Temevo di scendere con l' Embraer 170, il piccolo apparecchio dell'Alitalia che sobbalza per tutto il viaggio e concilia il sonno ma non la lettura, invece è un fiammante Airbus 319 che mi aspetta nella foschia di Orio al Serio per volare a Roma.
Fiumicino di prima mattina trabocca e mi attardo nell'attesa del treno. E' vero che sono in missione ufficiale e che mi rimborseranno il viaggio, ma so già che il taxi è off-limits.
Ma in realtà se il bagaglio non mi impiccia, e non è il mio caso questa volta, preferisco treni e mezzi pubblici che mi permettono di assaporare colori (e talvolta ahimè odori) della città e della sua gente.
Il Colosseo |
Scendo davanti alla Banca d'Italia e mi interrogo: dove sarà il numero 172? In quasi tutte le città i numeri pari sono su un lato e quelli dispari sull'altro, a parte Genova dove i numeri invece si dividono in pari, dispari, neri e rossi, ma tal'è, nel dubbio chiedo a un giornalaio.
Evidentemente l'uomo è nuovo nel suo chiosco e infatti mi spedisce dalla parte opposta.
Quando me ne rendo conto sono ormai alla fine del corso; attraverso non senza pericolo e mi rifaccio tre fermate di autobus in senso inverso.
La riunione della Fimeuc (Federazione Italiana della Medicina di Emergenza, Urgenza e Catastrofi) avrebbe dovuto cominciare alle 10; salgo l'ascensore del numero 172 e scopro che siamo a Roma, quindi la riunione inizierà verso le 11.
La pediatria, si sa, è la cenerentola della medicina, quindi attendo pazientemente e ascolto diligentemente le relazioni del presidente e del segretario (che sono in realtà due belle signore) e finalmente, verso le 15.10, dopo qualche tartina e qualche panino imbottito, faccio il mio breve intervento.
La riunione finisce presto; c'è ancora il sole; precauzionalmente ho prenotato l'ultimo volo per Bergamo, quindi ho tutto il tempo per una passeggiata.
A piedi mi avvio verso Piazza Venezia, poi prendo Via dei Fori Imperiali verso il Colosseo.
Comitive di orientali, cinesi, giapponesi e vietnamiti si aggirano con l'obiettivo famelico della compatta digitale, frastornati dalla storia, dalla leggenda e dalla guida inflessibile con l'ombrello chiuso teso al cielo che li guida.
Suore, preti e altri religiosi dalle tonache improbabili passeggiano sorridenti.
Poveri diavoli vestiti da guerrieri romani propongono foto ricordo molto kitch adocchiando sapientemente turiste che sperano sprovvedute.
Ambulanti romaneschi e nordafricani propongno panini, bibite, gelati, cappelli, magneti, santini, magliette sgargianti e bandiere tricolori.

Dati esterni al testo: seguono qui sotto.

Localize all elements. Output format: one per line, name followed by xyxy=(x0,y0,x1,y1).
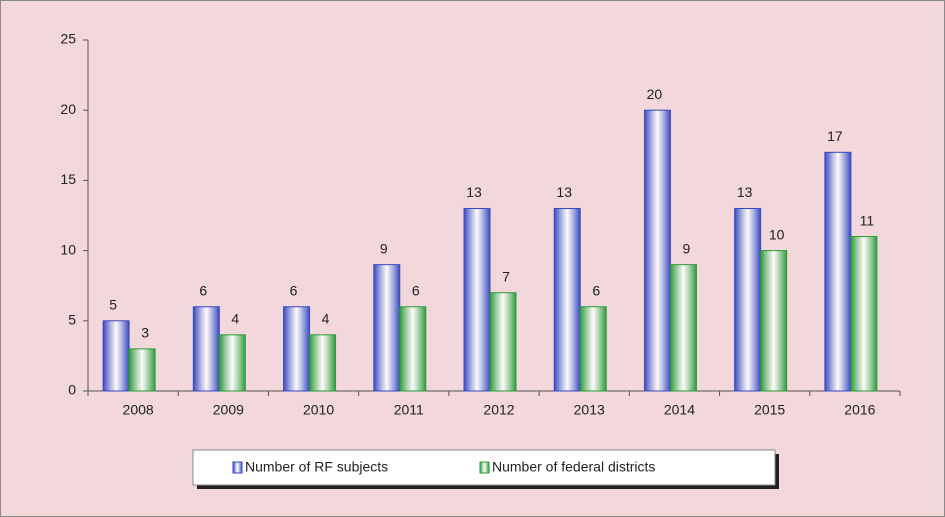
bar xyxy=(102,320,130,392)
data-label: 6 xyxy=(199,282,207,298)
x-tick-label: 2012 xyxy=(483,402,514,418)
bar xyxy=(643,109,671,392)
bar xyxy=(309,334,337,392)
x-tick-label: 2010 xyxy=(303,402,334,418)
bar xyxy=(760,250,788,392)
data-label: 6 xyxy=(592,282,600,298)
data-label: 9 xyxy=(683,240,691,256)
legend-label: Number of federal districts xyxy=(492,459,655,475)
bar xyxy=(553,207,581,392)
bar xyxy=(283,306,311,392)
data-label: 3 xyxy=(141,325,149,341)
x-tick-label: 2014 xyxy=(664,402,695,418)
data-label: 13 xyxy=(737,184,753,200)
bar xyxy=(850,236,878,392)
data-label: 20 xyxy=(647,86,663,102)
bar xyxy=(128,348,156,392)
data-label: 9 xyxy=(380,240,388,256)
bar xyxy=(463,207,491,392)
data-label: 10 xyxy=(769,226,785,242)
x-tick-label: 2011 xyxy=(394,402,424,418)
legend-swatch xyxy=(479,461,490,474)
y-tick-label: 15 xyxy=(60,171,76,187)
bar xyxy=(373,264,401,392)
y-tick-label: 0 xyxy=(68,382,76,398)
bar xyxy=(489,292,517,392)
bar xyxy=(824,151,852,392)
bar xyxy=(579,306,607,392)
legend-label: Number of RF subjects xyxy=(245,459,388,475)
legend-swatch xyxy=(232,461,243,474)
data-label: 11 xyxy=(860,212,875,228)
data-label: 5 xyxy=(109,297,117,313)
data-label: 13 xyxy=(466,184,482,200)
data-label: 4 xyxy=(322,311,330,327)
bar xyxy=(192,306,220,392)
bar xyxy=(399,306,427,392)
x-tick-label: 2016 xyxy=(844,402,875,418)
y-tick-label: 5 xyxy=(68,312,76,328)
x-tick-label: 2015 xyxy=(754,402,785,418)
bar xyxy=(218,334,246,392)
data-label: 7 xyxy=(502,268,510,284)
y-tick-label: 10 xyxy=(60,241,76,257)
x-tick-label: 2013 xyxy=(574,402,605,418)
data-label: 17 xyxy=(827,128,843,144)
data-label: 6 xyxy=(290,282,298,298)
bar xyxy=(669,264,697,392)
x-tick-label: 2009 xyxy=(213,402,244,418)
data-label: 4 xyxy=(231,311,239,327)
y-tick-label: 25 xyxy=(60,31,76,47)
x-tick-label: 2008 xyxy=(123,402,154,418)
data-label: 6 xyxy=(412,282,420,298)
bar xyxy=(734,207,762,392)
y-tick-label: 20 xyxy=(60,101,76,117)
data-label: 13 xyxy=(556,184,572,200)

Scholar Lounge Irish Pub |
Alla fine mi infilo nella metropolitana, poi prendo un autobus e giro senza meta. Alla fine mi ritrovo davanti a Palazzo Venezia.
Mi incammino verso Largo Argentina e vengo bloccato su un marciapiede da uno stuolo di questurini e carabinieri che bloccano il traffico e liberano la strada.
Evidentemente è in arrivo una personalità molto importante, forse lo stesso presidente del consiglio. Spero di avere saliva per sputare al suo passaggio.
Invece preceduto da una decina di poliziotti in motocicletta e qualche gazzella, in un tripudio di lampeggianti e sirene, passa la Mercedes grigia del Papa, diretta all'aeroporto.
Esplodono applausi, specie dai turisti stranieri assiepati e costretti sui marciapiedi. Tiro un sospiro di sollievo, tutto sommato non ho fatto un brutto incontro e mi infilo in un pub che ha l'aria di essere irlandese sul serio. E infatti è vero.
Ristorato da una Guinness alla spina, spillata con arte consumata, mi avvio verso Largo Argentina.
Il tram numero 8 mi riporta alla stazione di Trastevere e al mio treno locale per Fiumicino.
Il resto è senza storia.
Quando l'Airbus tocca terra sobbalzando e il sibilo dei turbofan si spegne lamentosamente a Bergamo piove, sono già le 23 e i colpi di sonno mi accompagneranno fino in cima al mio lago.